China’s biggest offshore oil producer CNOOC  Ltd said , its 50% owned unit Bridas Energy Holdings has concluded an agreement to buy BP’s stake in Argentina-based oil and gas group Pan American Energy LLC, the reports said.

BP had hinted at its third-quarter results last month that it would announce an increase in its dividend in early 2012. But, the failure of the sale of its 60% interest in PAE will mean cashflow is lower than might have been expected, making it harder to raise the dividend.

BP said the deal, initially signed last November, was not as important to the firm’s cash flow today as it was a year ago. “We reached that agreement last year at a time when oil prices were lower.
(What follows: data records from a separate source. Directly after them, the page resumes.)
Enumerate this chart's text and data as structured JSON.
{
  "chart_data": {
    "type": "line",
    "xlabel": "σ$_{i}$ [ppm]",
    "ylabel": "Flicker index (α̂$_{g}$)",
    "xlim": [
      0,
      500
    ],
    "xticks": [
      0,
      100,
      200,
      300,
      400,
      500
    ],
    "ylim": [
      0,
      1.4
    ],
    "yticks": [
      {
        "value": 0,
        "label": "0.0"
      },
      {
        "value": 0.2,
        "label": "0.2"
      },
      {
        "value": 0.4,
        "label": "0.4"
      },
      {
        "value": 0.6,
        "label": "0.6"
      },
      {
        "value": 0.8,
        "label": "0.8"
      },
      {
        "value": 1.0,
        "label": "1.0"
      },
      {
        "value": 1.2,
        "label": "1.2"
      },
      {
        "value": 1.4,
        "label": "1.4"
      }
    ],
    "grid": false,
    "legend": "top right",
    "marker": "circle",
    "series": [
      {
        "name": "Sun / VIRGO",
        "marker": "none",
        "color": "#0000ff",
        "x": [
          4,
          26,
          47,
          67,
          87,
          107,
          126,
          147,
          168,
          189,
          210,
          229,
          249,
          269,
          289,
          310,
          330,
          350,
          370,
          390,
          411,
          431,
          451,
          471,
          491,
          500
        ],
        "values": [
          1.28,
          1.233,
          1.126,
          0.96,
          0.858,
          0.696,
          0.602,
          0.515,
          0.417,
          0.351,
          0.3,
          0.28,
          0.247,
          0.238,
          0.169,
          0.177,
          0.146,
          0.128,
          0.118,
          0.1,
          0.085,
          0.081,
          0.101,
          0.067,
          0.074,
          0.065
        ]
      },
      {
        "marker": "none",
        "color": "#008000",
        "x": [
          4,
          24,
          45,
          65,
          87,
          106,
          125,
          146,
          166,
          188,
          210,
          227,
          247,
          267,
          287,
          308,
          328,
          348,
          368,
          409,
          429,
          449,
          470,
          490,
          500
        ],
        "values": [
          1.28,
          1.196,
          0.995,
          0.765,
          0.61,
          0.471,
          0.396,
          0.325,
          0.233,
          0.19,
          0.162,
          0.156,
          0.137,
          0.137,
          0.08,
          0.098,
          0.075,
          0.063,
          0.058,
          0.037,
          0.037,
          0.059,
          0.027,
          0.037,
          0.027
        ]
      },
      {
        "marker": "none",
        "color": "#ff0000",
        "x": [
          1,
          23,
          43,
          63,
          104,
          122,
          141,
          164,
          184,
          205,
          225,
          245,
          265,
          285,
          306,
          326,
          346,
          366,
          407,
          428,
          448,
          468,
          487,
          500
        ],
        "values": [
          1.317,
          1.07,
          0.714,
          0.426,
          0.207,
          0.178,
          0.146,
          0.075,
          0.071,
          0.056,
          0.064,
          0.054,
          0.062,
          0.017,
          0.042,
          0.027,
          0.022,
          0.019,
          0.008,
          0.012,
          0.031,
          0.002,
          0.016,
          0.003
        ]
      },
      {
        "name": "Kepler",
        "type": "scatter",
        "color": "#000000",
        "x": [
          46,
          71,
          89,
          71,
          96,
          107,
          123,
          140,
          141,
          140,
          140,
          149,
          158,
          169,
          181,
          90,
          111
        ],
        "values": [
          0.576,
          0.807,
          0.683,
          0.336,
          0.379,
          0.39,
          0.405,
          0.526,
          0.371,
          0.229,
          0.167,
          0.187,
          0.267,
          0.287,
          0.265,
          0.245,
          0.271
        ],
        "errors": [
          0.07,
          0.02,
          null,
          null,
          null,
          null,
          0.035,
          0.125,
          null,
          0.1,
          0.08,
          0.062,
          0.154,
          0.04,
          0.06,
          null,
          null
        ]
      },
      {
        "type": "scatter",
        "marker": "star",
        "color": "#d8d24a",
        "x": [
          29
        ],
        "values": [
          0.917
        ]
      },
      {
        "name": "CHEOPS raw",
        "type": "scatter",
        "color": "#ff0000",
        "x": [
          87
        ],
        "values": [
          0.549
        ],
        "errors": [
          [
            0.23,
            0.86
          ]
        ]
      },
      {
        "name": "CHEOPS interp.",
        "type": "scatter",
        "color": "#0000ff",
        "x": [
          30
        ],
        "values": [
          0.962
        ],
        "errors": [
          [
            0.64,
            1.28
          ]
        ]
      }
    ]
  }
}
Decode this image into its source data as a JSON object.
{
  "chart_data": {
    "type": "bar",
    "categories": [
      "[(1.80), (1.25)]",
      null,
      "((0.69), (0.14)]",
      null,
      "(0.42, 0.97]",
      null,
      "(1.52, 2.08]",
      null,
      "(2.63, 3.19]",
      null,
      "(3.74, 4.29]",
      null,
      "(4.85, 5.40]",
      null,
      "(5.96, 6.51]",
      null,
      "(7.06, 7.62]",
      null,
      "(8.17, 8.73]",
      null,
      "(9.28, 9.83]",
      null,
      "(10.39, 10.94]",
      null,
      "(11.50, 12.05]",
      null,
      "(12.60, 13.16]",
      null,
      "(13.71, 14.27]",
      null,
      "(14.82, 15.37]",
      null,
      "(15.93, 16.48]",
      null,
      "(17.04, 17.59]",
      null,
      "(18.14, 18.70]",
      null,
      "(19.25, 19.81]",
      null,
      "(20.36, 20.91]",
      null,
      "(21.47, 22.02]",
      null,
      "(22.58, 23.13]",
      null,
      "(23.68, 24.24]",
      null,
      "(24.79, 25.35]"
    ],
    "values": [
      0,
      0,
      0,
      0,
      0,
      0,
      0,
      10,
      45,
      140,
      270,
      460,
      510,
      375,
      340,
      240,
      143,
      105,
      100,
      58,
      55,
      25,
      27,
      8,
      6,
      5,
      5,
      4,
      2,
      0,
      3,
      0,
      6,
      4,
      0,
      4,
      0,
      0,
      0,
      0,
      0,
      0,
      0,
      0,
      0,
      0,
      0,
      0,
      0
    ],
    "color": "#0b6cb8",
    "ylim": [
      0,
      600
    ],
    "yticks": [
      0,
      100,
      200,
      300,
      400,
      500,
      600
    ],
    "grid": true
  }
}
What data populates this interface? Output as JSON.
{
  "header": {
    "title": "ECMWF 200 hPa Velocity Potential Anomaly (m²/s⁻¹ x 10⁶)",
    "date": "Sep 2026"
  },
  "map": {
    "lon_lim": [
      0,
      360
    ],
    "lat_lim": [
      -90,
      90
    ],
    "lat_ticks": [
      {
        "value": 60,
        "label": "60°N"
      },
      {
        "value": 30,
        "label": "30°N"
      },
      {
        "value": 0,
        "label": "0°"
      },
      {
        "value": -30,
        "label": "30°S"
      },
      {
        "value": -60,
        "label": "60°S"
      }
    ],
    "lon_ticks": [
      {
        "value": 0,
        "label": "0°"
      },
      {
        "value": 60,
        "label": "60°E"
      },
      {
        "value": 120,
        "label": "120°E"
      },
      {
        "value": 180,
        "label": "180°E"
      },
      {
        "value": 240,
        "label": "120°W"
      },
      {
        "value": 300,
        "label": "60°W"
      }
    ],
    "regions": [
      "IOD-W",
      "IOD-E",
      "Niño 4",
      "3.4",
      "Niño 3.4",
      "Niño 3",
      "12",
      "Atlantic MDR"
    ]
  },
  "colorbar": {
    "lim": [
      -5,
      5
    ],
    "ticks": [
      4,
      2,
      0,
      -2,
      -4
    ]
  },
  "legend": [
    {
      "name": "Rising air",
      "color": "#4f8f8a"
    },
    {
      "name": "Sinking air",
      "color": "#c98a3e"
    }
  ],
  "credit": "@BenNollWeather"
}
It was a time when we actually needed to make some divestments of properties. We’re past that point. We don’t actually need to make that divestment, if it doesn’t happen, it’s absolutely fine,” Chief Executive Bob Dudley said.

BP said will repay a deposit of $3.5 billion received for the PAE stake at the end of 2010, which would not impact its level of gearing.

The planned sale of BP was aimed to help in raising funds to pay for the cleanup of its Gulf of Mexico oil spill in 2010.

BP had been waiting on regulatory approval for the deal to proceed.

BP Plc is a global oil and gas company headquartered in London. It is the third-largest energy company and fourth-largest company in the world.